Increasingly you have to spend your afternoons arguing with insurance companies about billing and payments. The whole thing gives you a headache. You take a Vicodin. You are no longer a trained seal. Now you are a bird. You float away, free. When your husband complains that the painkiller samples are disappearing fast, you say it’s not your fault you had three root canals in one week. You haven’t begun to order extra boxes of diazepam and he isn’t suspicious yet.

  But someday he will be, and you will have to meet his eyes across the dinner table, answer his questions, and agree to let him take over your surgeries. He will ask that you see a substance abuse specialist, but you will say you’re fine. At least talk to someone, he will beg. Talk to your mother. The thought of your mother finding out about your habit is excruciating. Her approval is a prison you do not wish to escape. I’ll see a specialist, you say, and never make the appointment. After he goes to bed, you sit on a lounge chair on the deck, and watch the view that the realtor said was unparalleled anywhere in the valley. You take another pill.

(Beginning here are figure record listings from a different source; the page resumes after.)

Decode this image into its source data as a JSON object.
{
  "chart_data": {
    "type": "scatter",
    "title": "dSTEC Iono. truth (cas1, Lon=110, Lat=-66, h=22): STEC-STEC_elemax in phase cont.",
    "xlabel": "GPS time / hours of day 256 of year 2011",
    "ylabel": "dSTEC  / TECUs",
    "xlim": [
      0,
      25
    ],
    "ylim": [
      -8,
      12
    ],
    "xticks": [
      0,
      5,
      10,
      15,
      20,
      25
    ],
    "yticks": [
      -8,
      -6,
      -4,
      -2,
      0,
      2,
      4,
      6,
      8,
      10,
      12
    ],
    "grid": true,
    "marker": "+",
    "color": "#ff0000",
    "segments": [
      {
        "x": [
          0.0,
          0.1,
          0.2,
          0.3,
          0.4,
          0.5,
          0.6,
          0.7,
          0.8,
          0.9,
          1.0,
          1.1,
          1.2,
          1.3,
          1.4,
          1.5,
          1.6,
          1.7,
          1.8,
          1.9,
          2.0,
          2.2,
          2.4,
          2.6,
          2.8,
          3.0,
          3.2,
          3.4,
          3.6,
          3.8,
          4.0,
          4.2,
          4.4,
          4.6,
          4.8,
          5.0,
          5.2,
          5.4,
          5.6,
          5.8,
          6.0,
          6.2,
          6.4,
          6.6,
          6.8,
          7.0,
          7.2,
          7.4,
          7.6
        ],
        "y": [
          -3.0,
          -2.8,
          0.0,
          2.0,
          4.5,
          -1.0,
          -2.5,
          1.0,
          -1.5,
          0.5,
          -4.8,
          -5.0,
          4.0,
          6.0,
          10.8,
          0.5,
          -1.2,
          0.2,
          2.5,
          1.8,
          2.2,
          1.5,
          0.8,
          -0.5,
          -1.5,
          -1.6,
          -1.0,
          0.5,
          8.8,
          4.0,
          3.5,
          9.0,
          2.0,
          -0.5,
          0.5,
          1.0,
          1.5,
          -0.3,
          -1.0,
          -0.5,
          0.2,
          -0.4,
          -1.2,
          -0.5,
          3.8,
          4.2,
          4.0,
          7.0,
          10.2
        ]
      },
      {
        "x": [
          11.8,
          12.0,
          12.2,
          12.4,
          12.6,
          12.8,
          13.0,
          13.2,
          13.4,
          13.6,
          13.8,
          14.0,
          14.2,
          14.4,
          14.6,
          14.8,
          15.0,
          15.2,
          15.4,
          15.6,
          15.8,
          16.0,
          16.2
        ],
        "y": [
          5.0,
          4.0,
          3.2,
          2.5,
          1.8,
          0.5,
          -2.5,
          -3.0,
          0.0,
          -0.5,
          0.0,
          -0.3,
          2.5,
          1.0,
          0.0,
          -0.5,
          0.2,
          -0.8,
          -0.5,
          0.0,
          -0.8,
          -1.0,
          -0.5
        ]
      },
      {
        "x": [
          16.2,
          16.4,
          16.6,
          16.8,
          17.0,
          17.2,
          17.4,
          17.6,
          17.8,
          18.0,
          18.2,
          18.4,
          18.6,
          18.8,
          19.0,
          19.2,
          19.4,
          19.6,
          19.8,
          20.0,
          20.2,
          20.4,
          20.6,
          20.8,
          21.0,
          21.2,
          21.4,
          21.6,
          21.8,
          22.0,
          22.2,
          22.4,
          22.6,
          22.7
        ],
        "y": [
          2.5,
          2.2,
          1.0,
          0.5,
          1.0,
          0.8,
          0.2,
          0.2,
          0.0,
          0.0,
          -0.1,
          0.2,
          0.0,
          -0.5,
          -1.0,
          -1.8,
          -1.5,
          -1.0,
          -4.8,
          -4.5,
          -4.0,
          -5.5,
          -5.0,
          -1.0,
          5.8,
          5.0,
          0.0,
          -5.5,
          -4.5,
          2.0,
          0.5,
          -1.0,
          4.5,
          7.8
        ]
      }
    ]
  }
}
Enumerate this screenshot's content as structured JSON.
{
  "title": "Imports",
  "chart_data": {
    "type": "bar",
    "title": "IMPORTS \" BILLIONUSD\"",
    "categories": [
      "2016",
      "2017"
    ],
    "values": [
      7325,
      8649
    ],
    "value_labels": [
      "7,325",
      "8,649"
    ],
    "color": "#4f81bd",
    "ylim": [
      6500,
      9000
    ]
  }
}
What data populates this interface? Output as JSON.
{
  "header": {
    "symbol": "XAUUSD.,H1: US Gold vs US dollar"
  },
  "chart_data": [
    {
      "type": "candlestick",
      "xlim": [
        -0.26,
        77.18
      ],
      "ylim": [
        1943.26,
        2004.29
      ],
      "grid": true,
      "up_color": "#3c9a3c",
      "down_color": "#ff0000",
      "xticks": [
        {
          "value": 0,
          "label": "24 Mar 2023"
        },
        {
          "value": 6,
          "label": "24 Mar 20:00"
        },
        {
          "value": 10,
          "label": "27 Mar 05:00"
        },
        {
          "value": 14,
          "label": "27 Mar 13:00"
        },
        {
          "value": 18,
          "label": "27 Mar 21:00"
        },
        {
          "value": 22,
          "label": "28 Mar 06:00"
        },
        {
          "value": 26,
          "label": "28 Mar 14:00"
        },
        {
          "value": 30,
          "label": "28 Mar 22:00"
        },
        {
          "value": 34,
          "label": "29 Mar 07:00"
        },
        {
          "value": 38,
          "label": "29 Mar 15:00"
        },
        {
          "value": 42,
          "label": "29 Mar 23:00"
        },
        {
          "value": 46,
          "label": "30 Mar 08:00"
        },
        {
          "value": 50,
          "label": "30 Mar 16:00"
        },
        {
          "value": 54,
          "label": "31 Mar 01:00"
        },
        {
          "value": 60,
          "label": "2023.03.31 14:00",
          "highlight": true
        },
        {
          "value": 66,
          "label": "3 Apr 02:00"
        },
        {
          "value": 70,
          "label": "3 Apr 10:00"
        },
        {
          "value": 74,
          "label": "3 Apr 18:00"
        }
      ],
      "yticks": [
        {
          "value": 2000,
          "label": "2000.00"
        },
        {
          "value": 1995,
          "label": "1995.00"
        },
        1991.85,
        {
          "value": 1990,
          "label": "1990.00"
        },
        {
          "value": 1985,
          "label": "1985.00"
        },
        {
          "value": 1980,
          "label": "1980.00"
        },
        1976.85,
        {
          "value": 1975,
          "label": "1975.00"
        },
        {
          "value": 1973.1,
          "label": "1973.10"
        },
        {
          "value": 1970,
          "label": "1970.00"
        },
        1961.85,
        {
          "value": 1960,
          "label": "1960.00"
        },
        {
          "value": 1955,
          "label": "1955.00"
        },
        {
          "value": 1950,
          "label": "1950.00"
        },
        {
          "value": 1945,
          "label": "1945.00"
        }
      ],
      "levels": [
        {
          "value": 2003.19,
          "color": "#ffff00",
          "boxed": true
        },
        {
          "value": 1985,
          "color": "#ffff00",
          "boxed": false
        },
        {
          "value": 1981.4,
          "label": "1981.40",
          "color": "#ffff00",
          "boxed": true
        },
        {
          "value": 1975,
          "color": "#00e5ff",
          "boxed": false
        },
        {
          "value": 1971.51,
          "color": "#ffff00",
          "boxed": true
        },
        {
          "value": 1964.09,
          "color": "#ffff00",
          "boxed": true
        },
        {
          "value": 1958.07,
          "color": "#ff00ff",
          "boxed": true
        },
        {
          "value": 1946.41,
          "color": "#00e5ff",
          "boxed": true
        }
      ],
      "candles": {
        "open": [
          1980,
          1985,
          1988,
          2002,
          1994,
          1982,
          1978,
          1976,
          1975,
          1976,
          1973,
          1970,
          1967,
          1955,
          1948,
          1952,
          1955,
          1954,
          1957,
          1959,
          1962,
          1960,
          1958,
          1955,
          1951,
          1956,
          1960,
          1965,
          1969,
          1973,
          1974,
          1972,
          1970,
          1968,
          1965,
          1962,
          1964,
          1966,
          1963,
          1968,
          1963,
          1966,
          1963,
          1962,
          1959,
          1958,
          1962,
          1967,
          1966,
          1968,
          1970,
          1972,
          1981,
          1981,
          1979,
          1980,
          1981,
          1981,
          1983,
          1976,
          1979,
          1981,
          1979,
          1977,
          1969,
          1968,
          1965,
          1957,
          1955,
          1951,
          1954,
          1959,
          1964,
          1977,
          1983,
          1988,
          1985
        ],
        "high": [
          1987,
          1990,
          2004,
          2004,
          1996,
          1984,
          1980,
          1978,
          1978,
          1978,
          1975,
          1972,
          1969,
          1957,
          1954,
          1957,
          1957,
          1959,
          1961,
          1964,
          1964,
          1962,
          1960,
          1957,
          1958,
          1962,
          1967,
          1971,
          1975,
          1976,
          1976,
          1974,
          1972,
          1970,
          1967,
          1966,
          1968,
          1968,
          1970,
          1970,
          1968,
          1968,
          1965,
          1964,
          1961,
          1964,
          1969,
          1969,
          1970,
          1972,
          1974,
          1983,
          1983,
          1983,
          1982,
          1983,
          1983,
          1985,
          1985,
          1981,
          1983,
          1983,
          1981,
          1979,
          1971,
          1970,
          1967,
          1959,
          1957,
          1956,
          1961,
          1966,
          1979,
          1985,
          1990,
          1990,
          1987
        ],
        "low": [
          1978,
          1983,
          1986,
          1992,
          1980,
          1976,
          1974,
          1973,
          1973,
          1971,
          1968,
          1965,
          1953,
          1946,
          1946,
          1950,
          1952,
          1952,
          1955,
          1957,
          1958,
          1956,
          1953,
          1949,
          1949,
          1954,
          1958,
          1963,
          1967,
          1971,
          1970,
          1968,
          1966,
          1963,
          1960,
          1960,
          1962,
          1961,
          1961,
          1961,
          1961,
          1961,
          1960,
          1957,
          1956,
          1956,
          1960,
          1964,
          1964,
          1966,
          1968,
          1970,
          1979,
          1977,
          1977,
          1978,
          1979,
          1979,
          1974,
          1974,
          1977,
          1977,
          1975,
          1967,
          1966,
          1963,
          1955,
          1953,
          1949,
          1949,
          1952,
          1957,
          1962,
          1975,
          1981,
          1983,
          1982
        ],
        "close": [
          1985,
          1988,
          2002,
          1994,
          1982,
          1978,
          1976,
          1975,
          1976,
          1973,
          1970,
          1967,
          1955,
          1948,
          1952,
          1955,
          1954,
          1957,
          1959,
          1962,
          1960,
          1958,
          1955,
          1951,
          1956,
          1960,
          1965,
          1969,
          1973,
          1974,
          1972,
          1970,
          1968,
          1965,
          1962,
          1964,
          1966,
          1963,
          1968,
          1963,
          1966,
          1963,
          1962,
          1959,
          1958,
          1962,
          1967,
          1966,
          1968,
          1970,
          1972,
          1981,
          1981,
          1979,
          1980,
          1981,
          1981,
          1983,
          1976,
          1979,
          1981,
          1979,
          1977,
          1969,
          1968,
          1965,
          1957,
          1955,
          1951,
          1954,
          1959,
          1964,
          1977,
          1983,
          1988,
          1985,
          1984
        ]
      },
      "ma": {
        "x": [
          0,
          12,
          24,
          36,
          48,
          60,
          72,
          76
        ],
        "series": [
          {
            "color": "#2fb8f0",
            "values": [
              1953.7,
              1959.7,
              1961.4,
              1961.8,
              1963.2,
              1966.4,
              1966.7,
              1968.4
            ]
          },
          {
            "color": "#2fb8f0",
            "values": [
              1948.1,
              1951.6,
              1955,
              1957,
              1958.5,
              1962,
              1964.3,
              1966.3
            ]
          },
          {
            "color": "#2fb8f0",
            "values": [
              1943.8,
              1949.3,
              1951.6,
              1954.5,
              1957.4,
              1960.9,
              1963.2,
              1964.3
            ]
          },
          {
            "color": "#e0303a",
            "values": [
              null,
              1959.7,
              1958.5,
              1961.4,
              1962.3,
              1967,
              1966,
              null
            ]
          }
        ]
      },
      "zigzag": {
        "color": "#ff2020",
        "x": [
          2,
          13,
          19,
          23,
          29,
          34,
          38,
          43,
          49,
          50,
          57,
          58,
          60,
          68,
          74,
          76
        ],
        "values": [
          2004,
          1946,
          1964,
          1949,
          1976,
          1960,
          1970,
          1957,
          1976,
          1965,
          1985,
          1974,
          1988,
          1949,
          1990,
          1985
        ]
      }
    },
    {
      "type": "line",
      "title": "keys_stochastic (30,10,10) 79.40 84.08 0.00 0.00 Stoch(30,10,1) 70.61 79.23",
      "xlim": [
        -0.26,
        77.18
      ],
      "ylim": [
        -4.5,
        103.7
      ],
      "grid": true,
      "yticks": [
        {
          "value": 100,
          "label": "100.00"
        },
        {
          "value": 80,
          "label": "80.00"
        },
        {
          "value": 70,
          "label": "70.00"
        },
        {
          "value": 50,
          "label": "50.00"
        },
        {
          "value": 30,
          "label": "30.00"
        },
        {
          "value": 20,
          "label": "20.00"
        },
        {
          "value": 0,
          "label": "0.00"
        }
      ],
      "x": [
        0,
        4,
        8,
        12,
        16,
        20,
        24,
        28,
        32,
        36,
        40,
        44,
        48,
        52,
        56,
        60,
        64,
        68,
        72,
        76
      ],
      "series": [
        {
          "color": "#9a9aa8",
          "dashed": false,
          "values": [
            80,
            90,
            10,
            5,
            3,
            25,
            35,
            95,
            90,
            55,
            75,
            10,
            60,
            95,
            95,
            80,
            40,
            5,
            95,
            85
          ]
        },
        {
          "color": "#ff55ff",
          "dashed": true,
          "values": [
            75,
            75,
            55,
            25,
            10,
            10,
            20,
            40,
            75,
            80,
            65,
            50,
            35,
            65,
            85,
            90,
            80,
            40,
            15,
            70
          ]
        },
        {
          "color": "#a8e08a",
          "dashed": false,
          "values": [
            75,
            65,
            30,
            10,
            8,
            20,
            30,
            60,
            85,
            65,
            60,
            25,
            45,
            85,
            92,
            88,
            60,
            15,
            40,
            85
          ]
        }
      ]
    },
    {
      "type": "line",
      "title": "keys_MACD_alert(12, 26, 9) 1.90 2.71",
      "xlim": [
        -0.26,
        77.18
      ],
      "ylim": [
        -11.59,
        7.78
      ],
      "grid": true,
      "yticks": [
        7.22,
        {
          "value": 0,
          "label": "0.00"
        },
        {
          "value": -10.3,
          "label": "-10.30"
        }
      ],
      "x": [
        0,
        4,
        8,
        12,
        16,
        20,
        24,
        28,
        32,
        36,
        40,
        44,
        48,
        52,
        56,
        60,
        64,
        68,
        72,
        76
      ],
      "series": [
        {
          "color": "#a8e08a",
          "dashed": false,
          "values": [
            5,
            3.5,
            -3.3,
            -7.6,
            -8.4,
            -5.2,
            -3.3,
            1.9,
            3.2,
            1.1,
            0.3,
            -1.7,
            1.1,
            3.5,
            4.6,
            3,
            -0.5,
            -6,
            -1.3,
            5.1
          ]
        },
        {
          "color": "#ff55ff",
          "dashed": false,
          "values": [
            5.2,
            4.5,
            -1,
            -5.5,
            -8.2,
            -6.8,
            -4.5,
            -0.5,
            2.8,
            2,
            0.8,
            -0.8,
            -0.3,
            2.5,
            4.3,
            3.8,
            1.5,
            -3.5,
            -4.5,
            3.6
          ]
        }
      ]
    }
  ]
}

  This is where the plane took you.

  Nora

  I can see now that there was an element of stubbornness in what I did next. But at the time, I felt I had no choice but to help manage the restaurant, because my mother abruptly stopped showing up to work. This might have been her way of forcing my hand on the sale, though it had the reverse effect: I stepped in for her. And it surprised me, too, how quickly all the little habits I had learned years ago came back. I wore closed-toe shoes, even in the heat, a comfortable pair of washable pants, and a polo shirt with the diner’s name embroidered across the breast pocket. I folded silverware into napkins, refilled salt-and-pepper shakers, took over Veronica’s tables whenever she went on her cigarette break, made sure the wait station had plates and cups and bowls, talked to customers, and tried to be cheerful about it. How are you this fine morning? Would you like some ketchup or mustard? Careful, that plate is very hot. What a beautiful baby.